Freundschaft und Werte, Zuwendung und Unterstützung – das ist es, worauf es laut Andreas Schleicher, dem Pisa-Koordinator der OECD, ankommt, damit Jugendliche sich im Leben und in der Schule wohlfühlen. Schleicher hält die aktuelle Auswertung der Pisa-Studie von 2015 für besonders spannend, denn sie konzentriert sich erstmals auf die Frage, wie zufrieden die befragten Jugendlichen in der Schule sind. Die Pisa-Studien sind zwar als Leistungsrankings berühmt. Aber sie fragen immer auch, was Schüler brauchen, um gut zu lernen. Auf den Antworten der 15-Jährigen basiert die neue Auswertung.
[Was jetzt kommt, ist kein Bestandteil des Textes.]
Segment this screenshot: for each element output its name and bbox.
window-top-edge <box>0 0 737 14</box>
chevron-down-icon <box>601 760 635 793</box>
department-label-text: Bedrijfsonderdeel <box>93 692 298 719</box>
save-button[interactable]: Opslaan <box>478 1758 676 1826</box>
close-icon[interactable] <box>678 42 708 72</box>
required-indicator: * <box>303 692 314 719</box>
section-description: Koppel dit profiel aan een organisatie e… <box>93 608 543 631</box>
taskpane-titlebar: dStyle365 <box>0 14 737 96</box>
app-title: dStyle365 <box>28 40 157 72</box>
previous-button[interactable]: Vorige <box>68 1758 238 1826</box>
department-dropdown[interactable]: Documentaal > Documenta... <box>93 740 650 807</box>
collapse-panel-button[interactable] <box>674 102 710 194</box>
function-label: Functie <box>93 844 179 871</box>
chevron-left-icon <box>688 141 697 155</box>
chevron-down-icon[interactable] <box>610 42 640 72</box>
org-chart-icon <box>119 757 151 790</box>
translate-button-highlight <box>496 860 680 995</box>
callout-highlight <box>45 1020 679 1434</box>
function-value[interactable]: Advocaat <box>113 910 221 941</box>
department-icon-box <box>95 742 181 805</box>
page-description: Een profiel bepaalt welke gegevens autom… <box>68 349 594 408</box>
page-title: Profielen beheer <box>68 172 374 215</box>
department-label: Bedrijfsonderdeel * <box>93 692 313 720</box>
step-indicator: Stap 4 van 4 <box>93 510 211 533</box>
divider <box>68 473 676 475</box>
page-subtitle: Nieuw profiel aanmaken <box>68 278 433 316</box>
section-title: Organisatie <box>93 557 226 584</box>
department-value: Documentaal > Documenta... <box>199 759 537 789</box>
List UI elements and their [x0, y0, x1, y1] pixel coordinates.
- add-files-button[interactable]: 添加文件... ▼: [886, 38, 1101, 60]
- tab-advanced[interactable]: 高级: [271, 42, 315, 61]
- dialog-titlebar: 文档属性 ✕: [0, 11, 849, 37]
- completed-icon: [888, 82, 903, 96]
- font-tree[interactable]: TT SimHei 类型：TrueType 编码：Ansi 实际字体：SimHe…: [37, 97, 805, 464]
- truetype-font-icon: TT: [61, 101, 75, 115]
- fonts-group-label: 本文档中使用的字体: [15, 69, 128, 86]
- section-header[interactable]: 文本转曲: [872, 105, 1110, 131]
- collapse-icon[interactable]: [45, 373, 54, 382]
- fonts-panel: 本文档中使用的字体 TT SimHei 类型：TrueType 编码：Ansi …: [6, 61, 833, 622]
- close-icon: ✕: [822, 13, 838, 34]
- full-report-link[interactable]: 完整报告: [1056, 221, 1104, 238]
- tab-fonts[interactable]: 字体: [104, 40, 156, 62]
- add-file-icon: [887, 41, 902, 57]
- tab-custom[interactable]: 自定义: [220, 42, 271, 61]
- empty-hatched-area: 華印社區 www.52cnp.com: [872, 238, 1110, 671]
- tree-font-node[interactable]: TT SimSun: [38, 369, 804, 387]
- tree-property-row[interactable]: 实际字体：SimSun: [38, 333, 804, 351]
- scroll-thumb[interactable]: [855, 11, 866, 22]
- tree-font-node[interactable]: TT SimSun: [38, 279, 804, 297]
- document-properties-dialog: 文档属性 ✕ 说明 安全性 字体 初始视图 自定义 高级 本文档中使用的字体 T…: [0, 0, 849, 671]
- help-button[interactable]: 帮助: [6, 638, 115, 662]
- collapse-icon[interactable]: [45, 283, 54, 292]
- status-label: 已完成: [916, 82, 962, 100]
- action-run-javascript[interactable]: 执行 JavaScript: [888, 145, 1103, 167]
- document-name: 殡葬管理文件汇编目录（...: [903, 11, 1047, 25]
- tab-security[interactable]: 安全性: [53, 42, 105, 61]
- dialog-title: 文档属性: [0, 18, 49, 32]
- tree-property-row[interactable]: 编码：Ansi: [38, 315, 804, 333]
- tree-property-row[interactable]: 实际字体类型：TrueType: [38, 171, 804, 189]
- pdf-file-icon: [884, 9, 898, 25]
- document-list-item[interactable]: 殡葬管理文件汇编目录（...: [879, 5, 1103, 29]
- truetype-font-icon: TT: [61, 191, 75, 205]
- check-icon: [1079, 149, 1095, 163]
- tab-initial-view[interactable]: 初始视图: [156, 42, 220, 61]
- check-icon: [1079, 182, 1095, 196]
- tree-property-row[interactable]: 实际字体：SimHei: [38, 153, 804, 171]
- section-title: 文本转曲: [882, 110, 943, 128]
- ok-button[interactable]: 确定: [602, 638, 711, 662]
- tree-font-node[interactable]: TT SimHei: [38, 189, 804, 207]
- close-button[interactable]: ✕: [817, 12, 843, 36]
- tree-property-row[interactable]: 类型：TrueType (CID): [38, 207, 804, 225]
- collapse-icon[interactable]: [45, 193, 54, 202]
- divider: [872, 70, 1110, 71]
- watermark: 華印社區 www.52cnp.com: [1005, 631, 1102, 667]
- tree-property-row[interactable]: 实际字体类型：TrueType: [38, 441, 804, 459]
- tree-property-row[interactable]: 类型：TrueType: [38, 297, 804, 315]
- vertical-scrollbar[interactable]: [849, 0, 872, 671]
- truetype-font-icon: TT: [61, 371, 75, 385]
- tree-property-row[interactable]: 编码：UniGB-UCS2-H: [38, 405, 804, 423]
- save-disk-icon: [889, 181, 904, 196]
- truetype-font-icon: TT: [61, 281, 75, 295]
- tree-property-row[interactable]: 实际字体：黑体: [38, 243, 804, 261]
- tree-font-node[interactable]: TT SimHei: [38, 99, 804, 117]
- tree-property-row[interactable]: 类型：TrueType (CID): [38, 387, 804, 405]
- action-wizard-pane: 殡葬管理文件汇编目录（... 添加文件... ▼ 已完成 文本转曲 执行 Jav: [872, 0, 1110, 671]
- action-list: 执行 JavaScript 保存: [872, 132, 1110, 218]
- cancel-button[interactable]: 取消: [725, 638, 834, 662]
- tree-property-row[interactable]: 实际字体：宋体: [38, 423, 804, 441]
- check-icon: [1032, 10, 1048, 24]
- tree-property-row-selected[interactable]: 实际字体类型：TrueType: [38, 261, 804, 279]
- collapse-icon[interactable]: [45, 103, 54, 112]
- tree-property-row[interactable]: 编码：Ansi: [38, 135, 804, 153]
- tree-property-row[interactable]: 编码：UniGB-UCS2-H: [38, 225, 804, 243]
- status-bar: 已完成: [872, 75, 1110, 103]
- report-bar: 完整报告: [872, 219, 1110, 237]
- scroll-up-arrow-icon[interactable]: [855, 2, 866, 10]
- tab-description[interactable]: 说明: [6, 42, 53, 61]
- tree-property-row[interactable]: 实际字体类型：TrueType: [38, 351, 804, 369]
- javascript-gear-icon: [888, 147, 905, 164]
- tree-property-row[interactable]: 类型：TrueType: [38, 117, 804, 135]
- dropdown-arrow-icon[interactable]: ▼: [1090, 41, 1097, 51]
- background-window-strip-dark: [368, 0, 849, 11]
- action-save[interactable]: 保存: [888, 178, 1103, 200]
Zwar sei aus den Daten nicht immer eine Kausalität abzuleiten, sagt Schleicher. So zeigt sich etwa, dass Jugendliche, die dreimal die Woche Sport haben (in Deutschland gibt es ihn oft nur einmal die Woche) zufriedener sind als andere. Aber ob das an dem Mehr an Bewegung liegt oder vielleicht eine positive Schulkultur einfach mehr Sportunterricht vorsieht, kann man aus den Daten nicht erkennen. Zwar scheint es logisch, dass Jugendliche, die mehr als sechs Stunden täglich vor dem Computer spielen oder chatten, sich in der Schule einsamer fühlen und weniger leistungsstark sind. Aber die Studie stellt nur den Zusammenhang fest und nicht, was Ursache ist und was Wirkung. Es kann also auch umgekehrt sein: dass Schüler, die unglücklich in der Schule sind, sich häufiger in virtuelle Welten flüchten.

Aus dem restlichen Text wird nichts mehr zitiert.